Я с недоумением смотрю на него, а он на меня, его улыбка ширится, и вот мы оба начинаем заливаться таким искренним смехом, что у меня в груди что-то высвобождается и на глаза навертываются слезы. У него тоже выступают слезы от смеха; его глаза удивительно зеленые, нос крупноват, он чуть-чуть моложе и ниже меня, а я на высоких каблуках. Мы смеемся и разговариваем, выпиваем по бокалу вина, потом еще и еще, но тут приходит мой муж, вежливый и сухой, ему хочется домой, хотя вслух он этого не говорит. Тоумас извиняется и скрывается в толпе. Время всего десять часов, и оркестр только начал играть первую песню. Я пытаюсь вытащить Кристинна на танцпол, но он не хочет.
— Потанцуй с друзьями, — говорит он. — А я подожду.
Когда тебя ждут, танцевать трудно, надо влить в себя несколько бокалов вина, чтобы тебе стало все равно, что кто-то стоит рядом с танцполом и смотрит на тебя, время от времени поглядывая на часы.
Я танцую со своими сотрудниками под «Dancing Queen» и «Heart of Glass», с именинником, который чуть не задушил меня запахом своего одеколона и красной шелковой рубахой под звуки «Sweet Home Alabama», а потом с Тоумасом Адлером. Он смущенно улыбается и уверенно двигается, обнимает меня и вращает по кругу. Видимо, я уже слегка опьянела, слишком тесно прижимаюсь к нему, сбрасываю туфли, чтобы не быть выше него, руки у него теплые, глаза — зеленые и смеющиеся, от его шеи пахнет мылом.
— Ну, машина пришла!
Вдруг мой муж вырастает посреди танцпола, трезвый как стеклышко, с моим пальто через руку; я отпускаю Тоумаса и даю мужу набросить пальто мне на плечи. Затем бегу к такси, а в крови, бедрах, животе у меня гудит танец. В такси Кристинн целует меня, лезет рукой под платье и гладит по ноге.

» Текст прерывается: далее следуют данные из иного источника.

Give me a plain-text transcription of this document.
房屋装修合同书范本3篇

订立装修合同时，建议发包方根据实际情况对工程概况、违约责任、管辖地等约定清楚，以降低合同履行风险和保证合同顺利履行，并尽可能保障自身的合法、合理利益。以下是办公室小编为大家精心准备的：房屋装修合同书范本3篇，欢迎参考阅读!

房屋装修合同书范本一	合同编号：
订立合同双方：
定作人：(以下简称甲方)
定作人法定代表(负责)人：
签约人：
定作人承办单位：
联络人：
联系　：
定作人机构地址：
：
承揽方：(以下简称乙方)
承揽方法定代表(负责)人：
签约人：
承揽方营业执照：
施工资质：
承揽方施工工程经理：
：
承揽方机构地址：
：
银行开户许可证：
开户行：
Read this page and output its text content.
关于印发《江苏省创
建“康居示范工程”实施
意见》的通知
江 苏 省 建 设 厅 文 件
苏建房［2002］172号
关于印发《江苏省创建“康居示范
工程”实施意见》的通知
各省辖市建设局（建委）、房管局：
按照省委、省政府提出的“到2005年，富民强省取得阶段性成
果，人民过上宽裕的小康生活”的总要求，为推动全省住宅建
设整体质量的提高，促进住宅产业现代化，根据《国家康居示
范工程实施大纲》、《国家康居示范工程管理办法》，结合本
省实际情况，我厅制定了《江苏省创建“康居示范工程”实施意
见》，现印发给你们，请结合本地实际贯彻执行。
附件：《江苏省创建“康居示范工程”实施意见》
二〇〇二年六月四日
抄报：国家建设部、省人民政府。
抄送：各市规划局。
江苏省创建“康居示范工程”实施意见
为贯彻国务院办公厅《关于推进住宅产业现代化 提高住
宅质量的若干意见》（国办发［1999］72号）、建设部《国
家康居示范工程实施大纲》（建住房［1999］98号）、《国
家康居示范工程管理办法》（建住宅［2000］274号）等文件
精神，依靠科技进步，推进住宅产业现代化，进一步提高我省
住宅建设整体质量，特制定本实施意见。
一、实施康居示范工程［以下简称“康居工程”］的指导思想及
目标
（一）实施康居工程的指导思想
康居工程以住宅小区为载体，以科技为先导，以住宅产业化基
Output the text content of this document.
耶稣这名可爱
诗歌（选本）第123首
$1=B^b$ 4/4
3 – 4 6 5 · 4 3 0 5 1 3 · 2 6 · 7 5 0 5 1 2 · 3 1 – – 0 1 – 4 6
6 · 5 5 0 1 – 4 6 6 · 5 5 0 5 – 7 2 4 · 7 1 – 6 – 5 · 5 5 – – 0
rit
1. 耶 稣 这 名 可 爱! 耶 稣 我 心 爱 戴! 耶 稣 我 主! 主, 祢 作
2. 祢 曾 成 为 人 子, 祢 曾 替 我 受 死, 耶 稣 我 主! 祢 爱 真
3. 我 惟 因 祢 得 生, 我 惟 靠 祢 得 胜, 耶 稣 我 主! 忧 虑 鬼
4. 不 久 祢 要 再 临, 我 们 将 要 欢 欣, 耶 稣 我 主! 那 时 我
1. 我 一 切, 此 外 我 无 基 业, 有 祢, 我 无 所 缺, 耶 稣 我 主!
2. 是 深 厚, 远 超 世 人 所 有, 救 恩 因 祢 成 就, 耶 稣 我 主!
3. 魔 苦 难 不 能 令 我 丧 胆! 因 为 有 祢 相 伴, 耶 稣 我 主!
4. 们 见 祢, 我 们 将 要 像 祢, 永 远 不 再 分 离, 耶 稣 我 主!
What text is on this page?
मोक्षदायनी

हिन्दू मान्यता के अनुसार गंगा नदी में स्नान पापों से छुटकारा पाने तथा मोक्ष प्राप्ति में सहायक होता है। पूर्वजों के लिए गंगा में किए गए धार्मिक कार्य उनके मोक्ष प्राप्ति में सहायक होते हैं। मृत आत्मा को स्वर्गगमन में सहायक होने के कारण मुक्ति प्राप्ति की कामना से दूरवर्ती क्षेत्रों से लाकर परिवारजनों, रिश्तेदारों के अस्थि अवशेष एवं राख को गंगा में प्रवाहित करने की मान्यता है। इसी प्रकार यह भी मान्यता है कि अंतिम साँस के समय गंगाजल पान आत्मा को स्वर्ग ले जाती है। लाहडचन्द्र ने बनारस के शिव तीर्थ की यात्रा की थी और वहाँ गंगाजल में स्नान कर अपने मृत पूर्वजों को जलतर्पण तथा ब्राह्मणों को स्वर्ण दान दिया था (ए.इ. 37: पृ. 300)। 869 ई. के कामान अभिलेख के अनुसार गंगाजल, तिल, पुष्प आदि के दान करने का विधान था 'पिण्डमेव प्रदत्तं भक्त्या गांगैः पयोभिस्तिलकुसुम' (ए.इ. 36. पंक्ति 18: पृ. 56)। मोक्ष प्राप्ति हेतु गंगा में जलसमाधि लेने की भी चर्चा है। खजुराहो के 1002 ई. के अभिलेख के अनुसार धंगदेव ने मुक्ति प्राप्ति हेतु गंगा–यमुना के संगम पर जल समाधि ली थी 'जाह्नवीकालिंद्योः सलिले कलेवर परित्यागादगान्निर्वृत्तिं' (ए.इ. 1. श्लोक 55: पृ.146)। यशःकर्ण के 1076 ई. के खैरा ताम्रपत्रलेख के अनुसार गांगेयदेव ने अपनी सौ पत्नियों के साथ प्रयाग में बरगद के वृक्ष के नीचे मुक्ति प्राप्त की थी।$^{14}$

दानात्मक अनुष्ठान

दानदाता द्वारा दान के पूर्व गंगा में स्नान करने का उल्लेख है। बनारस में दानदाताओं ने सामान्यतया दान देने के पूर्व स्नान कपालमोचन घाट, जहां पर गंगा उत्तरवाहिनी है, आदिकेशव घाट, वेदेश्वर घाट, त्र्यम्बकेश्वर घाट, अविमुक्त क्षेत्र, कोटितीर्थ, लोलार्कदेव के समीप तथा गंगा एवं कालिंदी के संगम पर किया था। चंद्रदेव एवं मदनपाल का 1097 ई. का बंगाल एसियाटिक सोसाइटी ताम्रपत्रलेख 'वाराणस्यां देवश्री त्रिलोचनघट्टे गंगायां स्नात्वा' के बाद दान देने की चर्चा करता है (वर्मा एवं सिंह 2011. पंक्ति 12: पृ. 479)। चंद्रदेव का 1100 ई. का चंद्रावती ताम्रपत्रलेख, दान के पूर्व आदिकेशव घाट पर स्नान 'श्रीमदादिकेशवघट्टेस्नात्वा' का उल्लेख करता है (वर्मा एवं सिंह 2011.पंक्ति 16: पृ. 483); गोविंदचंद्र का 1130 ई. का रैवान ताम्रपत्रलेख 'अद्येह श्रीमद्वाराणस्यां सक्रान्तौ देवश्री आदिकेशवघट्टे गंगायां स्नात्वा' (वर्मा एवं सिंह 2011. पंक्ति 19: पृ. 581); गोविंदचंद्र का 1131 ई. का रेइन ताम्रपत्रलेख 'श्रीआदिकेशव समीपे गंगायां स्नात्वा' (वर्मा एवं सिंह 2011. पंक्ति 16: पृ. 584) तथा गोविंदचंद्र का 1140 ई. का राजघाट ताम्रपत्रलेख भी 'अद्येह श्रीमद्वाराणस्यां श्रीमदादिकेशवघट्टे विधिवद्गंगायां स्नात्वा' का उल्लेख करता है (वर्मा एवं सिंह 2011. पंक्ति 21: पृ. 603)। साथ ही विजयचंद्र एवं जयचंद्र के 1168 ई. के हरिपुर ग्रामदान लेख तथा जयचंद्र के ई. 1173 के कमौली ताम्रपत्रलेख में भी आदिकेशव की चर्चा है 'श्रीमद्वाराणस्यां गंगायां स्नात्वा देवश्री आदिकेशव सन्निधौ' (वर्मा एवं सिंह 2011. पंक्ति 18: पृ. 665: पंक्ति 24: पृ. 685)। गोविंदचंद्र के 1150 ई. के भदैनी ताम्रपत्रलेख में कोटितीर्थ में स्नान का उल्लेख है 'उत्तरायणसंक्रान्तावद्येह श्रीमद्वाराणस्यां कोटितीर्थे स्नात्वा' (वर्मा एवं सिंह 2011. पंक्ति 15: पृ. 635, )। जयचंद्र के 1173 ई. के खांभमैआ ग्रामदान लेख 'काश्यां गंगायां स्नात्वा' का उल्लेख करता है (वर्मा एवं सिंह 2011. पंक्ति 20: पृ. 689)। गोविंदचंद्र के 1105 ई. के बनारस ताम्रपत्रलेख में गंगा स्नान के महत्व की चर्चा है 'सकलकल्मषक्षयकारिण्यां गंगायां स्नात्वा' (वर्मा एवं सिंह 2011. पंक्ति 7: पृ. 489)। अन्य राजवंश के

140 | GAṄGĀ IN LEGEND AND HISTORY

— Ты немного пьяна. Надо тебя спать уложить.
— Но ведь еще двенадцати нет, — говорю я. — Я так и знала, что ты утащишь меня домой до полуночи.
— Ты женщина почтенного возраста и положения. Нечего тебе там после полуночи делать.
Потом он снова целует меня, и я ему позволяю, хотя слегка обижена на него и на саму себя за то, что не отправила его домой и не продолжила танцевать. Но он прав: что делать университетской преподавательнице средних лет на вечеринке после полуночи — разве что напиться, опозориться и смирить свою академическую гордыню?
Мы тихонько открываем входную дверь, крадучись идем в спальню, чтобы не разбудить Салку; он снимает галстук, вешает рубашку на плечики, а я облегченно вздыхаю, снимая туфли, стягивая колготки. Мы ласково, нежно прикасаемся друг к другу, как могут прикасаться лишь те, кто любил друг друга десятилетиями. Каждая пядь знакома, каждое прикосновение вызывает ту же реакцию, что и раньше, это все равно что играть на знакомом инструменте, на котором полвека ударяли по одним и тем же струнам; по моему телу пробегает дрожь ровно в тот момент, когда он со сдавленным криком валится на меня, — это все равно что вернуться домой.